US-CERT itself is funded at around $46 million per year, which pays for exercise programs such as one called "Cyber-storm" held last year, and other software assurance programs. Overall, the national cybersecurity division is funded at $96 million, according to Dixon.
But it's not a question of throwing more money at the problem, says Lewis. The issue is coming up with a coherent national strategy. DHS has improved its approach over time, but it needs to do more – and faster. "It's not a question of budget, it's a question of strategy," he says, adding that the strategy now is "too diffuse."
"Whoever the next administration is will have to take all these strategies and throw them out the window and start over," he says.
The Pentagon – a bureaucratic gorilla with deep pockets – has remained largely on the sidelines of cyberdefense. The military's protection umbrella is limited to its own separate networks. However, that stance may be shifting.
The Air Force is looking to get into cyberdefenses with the creation of a new Cyber-space Command, which would help to defend the military's interests in cyberspace. Although the concept is still being developed, it's likely that the military's role and that of nonmilitary agencies and the private sector would overlap some, officials say.
The range of domestic targets, however, extends far beyond the military's traditional reach.
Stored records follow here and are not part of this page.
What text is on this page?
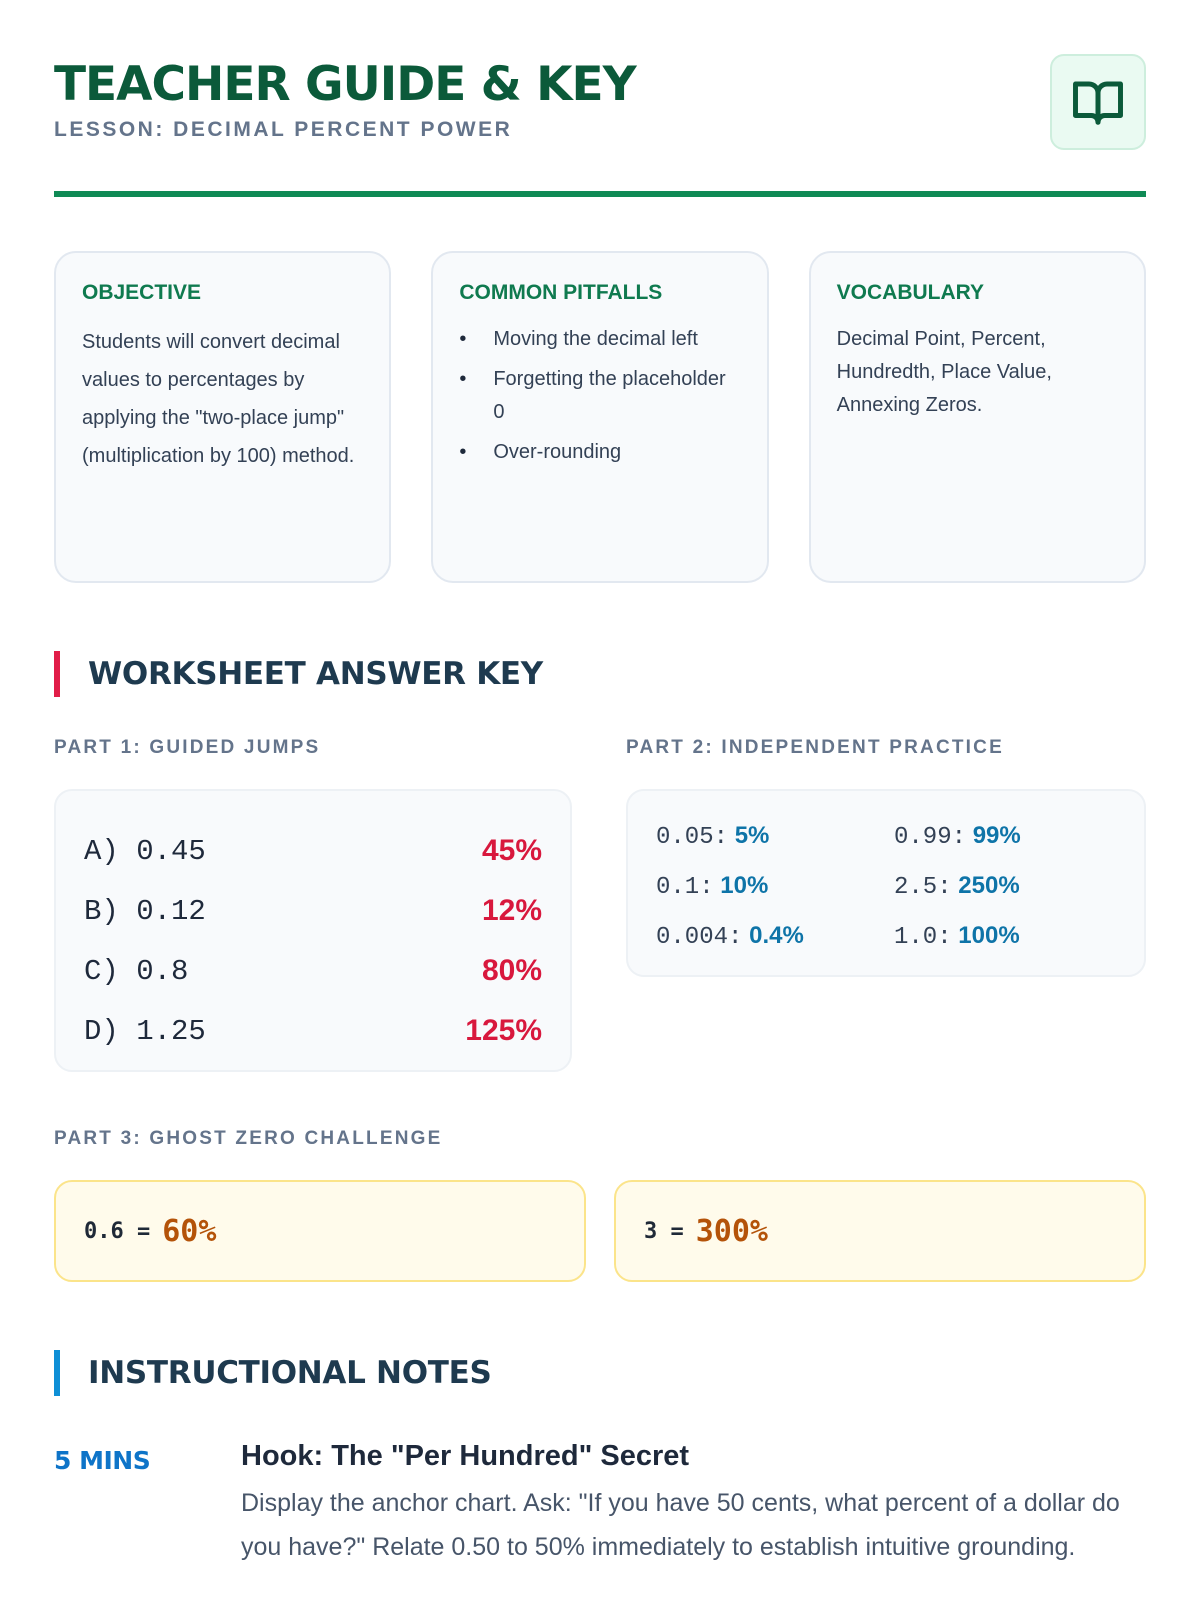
TEACHER GUIDE & KEY
LESSON: DECIMAL PERCENT POWER
OBJECTIVE
Students will convert decimal values to percentages by applying the "two-place jump" (multiplication by 100) method.
COMMON PITFALLS
• Moving the decimal left
• Forgetting the placeholder 0
• Over-rounding
VOCABULARY
Decimal Point, Percent, Hundredth, Place Value, Annexing Zeros.
WORKSHEET ANSWER KEY
PART 1: GUIDED JUMPS
A) 0.45	45%
B) 0.12	12%
C) 0.8	80%
D) 1.25	125%
PART 2: INDEPENDENT PRACTICE
0.05: 5%	0.99: 99%
0.1: 10%	2.5: 250%
0.004: 0.4%	1.0: 100%
PART 3: GHOST ZERO CHALLENGE
0.6 = 60%	3 = 300%
INSTRUCTIONAL NOTES
5 MINS	Hook: The "Per Hundred" Secret
Display the anchor chart. Ask: "If you have 50 cents, what percent of a dollar do you have?" Relate 0.50 to 50% immediately to establish intuitive grounding.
"Usually when people discuss critical infrastructure they are discussing systems such as electricity, water, etc. In this case [in Estonia], the civilian infrastructure such as banks, ISPs, and the press proved to be far more important," says Gadi Evron, an expert with the security vendor Beyond Security in Israel.
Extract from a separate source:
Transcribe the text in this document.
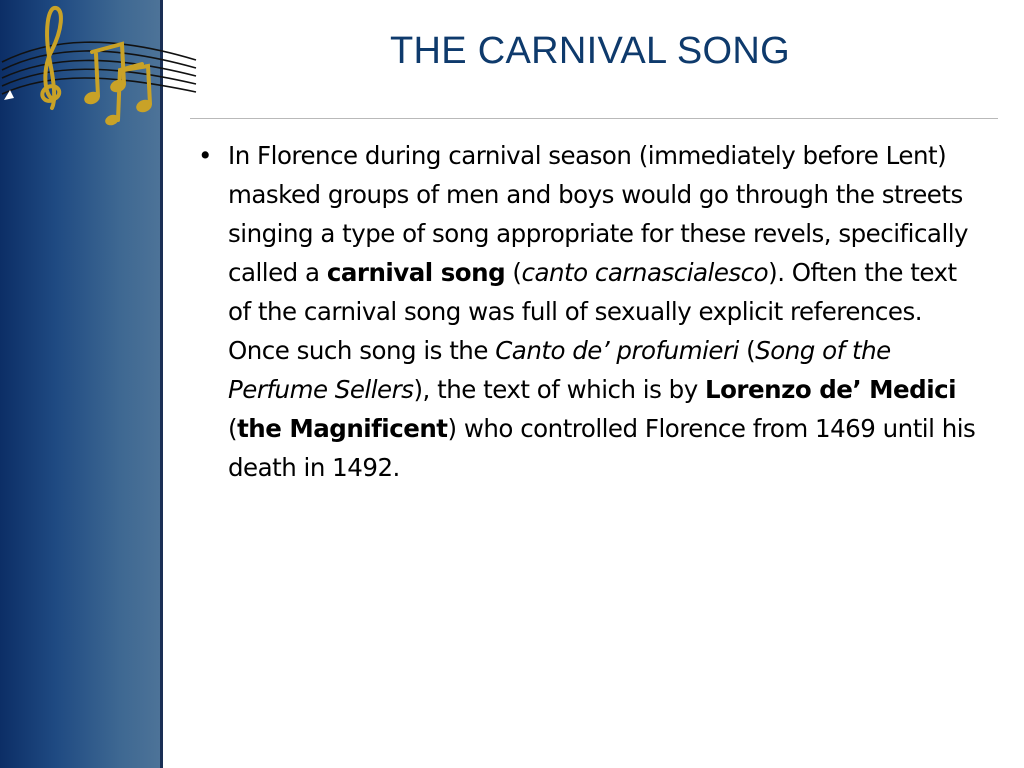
THE CARNIVAL SONG
• In Florence during carnival season (immediately before Lent) masked groups of men and boys would go through the streets singing a type of song appropriate for these revels, specifically called a carnival song (canto carnascialesco). Often the text of the carnival song was full of sexually explicit references. Once such song is the Canto de’ profumieri (Song of the Perfume Sellers), the text of which is by Lorenzo de’ Medici (the Magnificent) who controlled Florence from 1469 until his death in 1492.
ESTONIA ATTACK IS TIP OF THE ICEBERG
Cyberattacks are commonplace, says Mr. Evron, who used to run security for the Israeli government's Internet operations. "Whenever there was civil or political tension, a [cyber] attack followed here in Israel."
Denial-of-service attacks are observed on virtually a daily basis, says Dmitri Alperovitch, a researcher with Secure Computing Corp., a network security firm based in San Jose, Calif.
Home computers can be quietly infected when users surf onto certain web pages and then come under control of hackers without the knowledge of their owners.?? Mr. Alperovitch says an estimated 50 million machines around the world have been compromised, and shadowy underworld figures rent out control – often just pennies per machine – over these computers for attacks.
Homeland Security conducts some research into new defensive technology, though a department reorganization saw those research dollars cut from $22.7 million to $14.8 million. The House passed a 2008 budget appropriation that would bump up the research to $50 million, and the subcommittee on emerging threats, cybersecurity, and science and technology has been highlighting the issue in recent hearings.